Federal judge strikes down California ban on club-like weapons, state appeals



(The Center Square) – California is appealing a federal court ruling that struck down its ban on possessing club-like weapons most commonly used for defense. The district court ruling reverses the same judge’s previous ruling upholding the state’s ban, and is now being appealed to the 9th Circuit federal appeals court.

Under this ruling, California’s law banning simple possession or carrying of a billy or “any leaded cane, or any instrument or weapon of the kind commonly known as a billy, blackjack, sandbag, sandclub, sap, or slungshot is overturned.

The judge, District Judge Roger Benitez, had previously ruled that because the 104-year-old ban was “longstanding” that “it is a permissible restriction on a dangerous, but less-than-lethal, unusual weapon.” However, in the aftermath of New York Rifle & Pistol Association v. Bruen, a United States Supreme Court ruling that requires gun control laws to be proven to be part of a “historical tradition of firearm regulation,” many weapons-related cases are being appealed under the new precedent.

Using Bruen, the plaintiffs appealed Benitez’ earlier ruling, leading the 9th Circuit to send the case back to Benitez for Bruen-informed consideration, leading to ruling overturning the ban.

“A billy is a less-lethal weapon that may be used for self-defense. It is a simple weapon that most anybody between the ages of eight and eighty can fashion from a wooden stick, or a clothes pole, or a dowel rod,” wrote Benitez. “One can easily imagine countless citizens carrying these weapons on daily walks and hikes to defend themselves against attacks by humans or animals. To give full life to the core right of self-defense, every law-abiding responsible individual citizen has a constitutionally protected right to keep and bear arms like the billy for lawful purposes.”

California Attorney General Rob Bonta, however, disagrees with the ruling and calls it a risk to public safety.

“The decision to overturn an over 100-year-old law not only defies logic but contradicts the Supreme Court’s decision in New York Rifle & Pistol Association v.
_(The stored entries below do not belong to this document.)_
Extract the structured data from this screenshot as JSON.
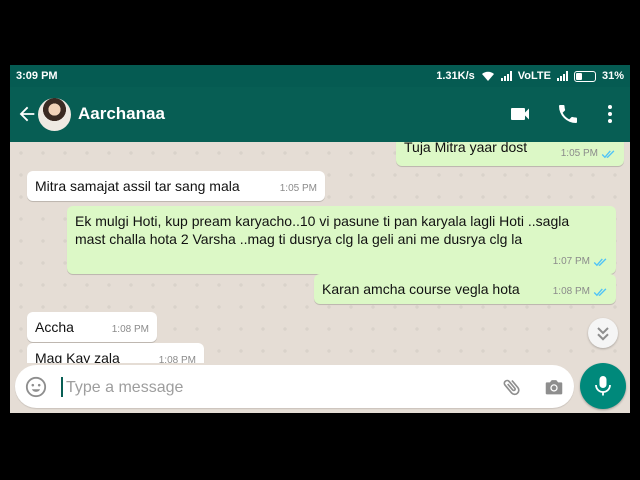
{
  "status_bar": {
    "time": "3:09 PM",
    "speed": "1.31K/s",
    "network": "VoLTE",
    "battery": "31%"
  },
  "header": {
    "contact_name": "Aarchanaa",
    "icons": [
      "back-arrow-icon",
      "video-call-icon",
      "phone-icon",
      "more-vert-icon"
    ]
  },
  "messages": [
    {
      "dir": "out",
      "text": "Tuja Mitra yaar dost",
      "time": "1:05 PM",
      "status": "read"
    },
    {
      "dir": "in",
      "text": "Mitra samajat assil tar sang mala",
      "time": "1:05 PM"
    },
    {
      "dir": "out",
      "text": "Ek mulgi Hoti, kup pream karyacho..10 vi pasune ti pan karyala lagli Hoti ..sagla mast challa hota 2 Varsha ..mag ti dusrya clg la geli ani me dusrya clg la",
      "time": "1:07 PM",
      "status": "read"
    },
    {
      "dir": "out",
      "text": "Karan amcha course vegla hota",
      "time": "1:08 PM",
      "status": "read"
    },
    {
      "dir": "in",
      "text": "Accha",
      "time": "1:08 PM"
    },
    {
      "dir": "in",
      "text": "Mag Kay zala",
      "time": "1:08 PM"
    }
  ],
  "composer": {
    "placeholder": "Type a message"
  },
  "colors": {
    "status_bar": "#055b52",
    "header": "#075e54",
    "outgoing_bubble": "#dcf8c6",
    "incoming_bubble": "#ffffff",
    "read_ticks": "#4fc3f7",
    "mic_button": "#00897b"
  }
}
Bruen,” said Bonta in a statement. “We have filed an appeal, as this decision puts public safety at risk.”

Benitez’ ruling is a summary judgment that grants a permanent injunction on the state’s anti-billy laws. The 9th Circuit, where the case is being appealed to, has the power to issue a stay on Benitez’ injunction. To successfully secure a stay, Bonta must prove California has a strong likelihood of success in his appeal, irreparable harm in the absence of the stay, and that the stay would not harm the public interest.